Des débats portaient également sur la forme que devait prendre le sionisme : le point central se situait sur la place donnée aux Arabes (Palestiniens) déjà présents sur le territoire du futur État juif. Fallait-il les intégrer (jusqu’à une certaine mesure) ou fallait-il les expulser ? Le débat fut tranché après la seconde guerre mondiale et l’Holocauste, où le mouvement sioniste prit de l’ampleur et l’immigration juive en Palestine s’accéléra. Sous l’égide de David Ben Gourion, c’est le courant du sionisme visant à “transférer” les Palestiniens hors de leur terre et créer un État à majorité juive qui fut adopté. Ainsi, de 1947 à 1949, les dirigeants politiques et militaires mirent en place un nettoyage ethnique de la Palestine et expulsèrent dans la brutalité 750 000 Palestinien·nes de chez eux – pour ne plus jamais y revenir. Les milices sionistes tuèrent près de 150 000 Palestinien·nes et détruisirent des centaines de villes et de villages, pour y reconstruire par la suite des habitations et des infrastructures pour les Israélien·nes. Ces exactions étaient réfléchies, pensées par des hauts dignitaires du régime sioniste naissant, et motivées par la soi-disant “menace existentielle” que représentaient les Palestinien·nes pour Israël. Cette Nakba ne fut jamais reconnue par les différents gouvernements israéliens.

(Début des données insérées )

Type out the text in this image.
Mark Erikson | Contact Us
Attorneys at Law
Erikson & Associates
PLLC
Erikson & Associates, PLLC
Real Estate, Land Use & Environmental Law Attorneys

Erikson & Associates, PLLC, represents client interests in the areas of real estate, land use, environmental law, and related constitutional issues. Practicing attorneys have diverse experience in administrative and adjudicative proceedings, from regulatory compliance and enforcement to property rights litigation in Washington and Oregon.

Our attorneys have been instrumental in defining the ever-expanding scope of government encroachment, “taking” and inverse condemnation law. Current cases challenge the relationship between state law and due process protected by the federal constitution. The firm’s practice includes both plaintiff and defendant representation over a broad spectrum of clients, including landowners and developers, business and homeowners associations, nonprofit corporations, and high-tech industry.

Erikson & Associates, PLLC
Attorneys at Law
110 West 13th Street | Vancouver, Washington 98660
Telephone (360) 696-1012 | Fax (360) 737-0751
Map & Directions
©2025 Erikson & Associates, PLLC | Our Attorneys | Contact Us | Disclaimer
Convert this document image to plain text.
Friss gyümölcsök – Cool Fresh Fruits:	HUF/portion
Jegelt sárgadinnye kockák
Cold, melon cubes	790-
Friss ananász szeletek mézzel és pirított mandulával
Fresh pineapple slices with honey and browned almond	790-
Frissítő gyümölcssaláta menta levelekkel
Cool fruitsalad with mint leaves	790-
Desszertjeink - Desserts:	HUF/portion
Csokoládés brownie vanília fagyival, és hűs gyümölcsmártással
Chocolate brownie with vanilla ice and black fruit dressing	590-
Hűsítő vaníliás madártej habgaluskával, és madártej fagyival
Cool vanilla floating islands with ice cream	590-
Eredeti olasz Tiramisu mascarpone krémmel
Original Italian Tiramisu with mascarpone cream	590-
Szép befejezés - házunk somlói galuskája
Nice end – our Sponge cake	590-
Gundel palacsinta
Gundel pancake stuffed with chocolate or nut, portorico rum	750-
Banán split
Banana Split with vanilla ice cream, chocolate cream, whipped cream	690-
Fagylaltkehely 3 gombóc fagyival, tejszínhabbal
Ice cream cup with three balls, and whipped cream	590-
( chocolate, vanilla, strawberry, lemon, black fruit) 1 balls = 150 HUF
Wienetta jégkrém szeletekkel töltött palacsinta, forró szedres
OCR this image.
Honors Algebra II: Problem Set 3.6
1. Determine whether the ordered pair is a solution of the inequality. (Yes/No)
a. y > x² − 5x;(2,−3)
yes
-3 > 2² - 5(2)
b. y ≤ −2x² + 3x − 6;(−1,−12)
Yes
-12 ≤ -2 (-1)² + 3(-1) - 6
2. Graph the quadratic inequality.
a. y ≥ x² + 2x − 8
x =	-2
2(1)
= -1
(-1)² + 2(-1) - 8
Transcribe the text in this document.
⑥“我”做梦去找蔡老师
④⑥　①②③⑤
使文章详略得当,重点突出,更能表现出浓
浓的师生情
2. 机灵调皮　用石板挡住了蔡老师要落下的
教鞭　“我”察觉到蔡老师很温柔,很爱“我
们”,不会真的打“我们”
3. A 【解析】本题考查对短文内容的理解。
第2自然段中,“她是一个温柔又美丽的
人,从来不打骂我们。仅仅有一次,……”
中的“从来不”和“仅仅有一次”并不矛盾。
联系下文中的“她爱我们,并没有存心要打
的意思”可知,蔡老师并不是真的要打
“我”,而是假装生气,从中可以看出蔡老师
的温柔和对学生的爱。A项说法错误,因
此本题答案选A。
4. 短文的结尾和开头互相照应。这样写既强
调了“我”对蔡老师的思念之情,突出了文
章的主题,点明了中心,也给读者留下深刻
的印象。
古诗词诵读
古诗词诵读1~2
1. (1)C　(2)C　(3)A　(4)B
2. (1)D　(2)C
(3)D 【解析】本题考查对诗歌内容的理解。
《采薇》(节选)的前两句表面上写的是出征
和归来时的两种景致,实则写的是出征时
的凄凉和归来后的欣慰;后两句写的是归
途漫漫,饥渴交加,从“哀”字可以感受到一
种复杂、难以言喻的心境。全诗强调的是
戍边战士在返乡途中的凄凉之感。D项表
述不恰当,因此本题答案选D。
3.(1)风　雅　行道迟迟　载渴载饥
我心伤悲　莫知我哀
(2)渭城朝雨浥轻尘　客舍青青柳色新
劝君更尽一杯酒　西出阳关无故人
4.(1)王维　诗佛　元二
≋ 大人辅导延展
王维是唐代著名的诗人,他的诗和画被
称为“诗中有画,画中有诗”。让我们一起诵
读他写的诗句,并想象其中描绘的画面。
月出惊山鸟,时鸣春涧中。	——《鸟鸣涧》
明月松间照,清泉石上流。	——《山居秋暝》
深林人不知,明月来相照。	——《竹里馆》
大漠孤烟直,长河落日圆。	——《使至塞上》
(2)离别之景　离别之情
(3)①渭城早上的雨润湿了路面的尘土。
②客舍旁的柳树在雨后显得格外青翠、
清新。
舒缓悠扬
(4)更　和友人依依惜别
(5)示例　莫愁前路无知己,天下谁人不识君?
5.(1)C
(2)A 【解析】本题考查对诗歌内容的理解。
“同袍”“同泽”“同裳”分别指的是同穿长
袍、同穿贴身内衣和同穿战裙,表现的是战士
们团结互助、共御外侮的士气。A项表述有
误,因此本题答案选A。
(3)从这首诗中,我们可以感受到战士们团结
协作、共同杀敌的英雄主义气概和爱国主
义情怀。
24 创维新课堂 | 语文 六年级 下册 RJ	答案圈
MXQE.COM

Depuis 1948, le mouvement sioniste n’a pas dévié de sa forme coloniale, nationaliste et raciste. Les Palestinien·nes ont vu leur territoire se réduire au fil des ans au profit des Israélien·nes, dans l’indifférence quasi totale des États occidentaux. Le projet de création d’un État majoritairement, voire entièrement juif, tel qu’il a été matérialisé, a continué de prospérer dans le plus grand mépris des vies humaines et du Droit International. Ce processus a atteint une nouvelle étape de sa réalisation l’année dernière avec le génocide des Palestinien·nes.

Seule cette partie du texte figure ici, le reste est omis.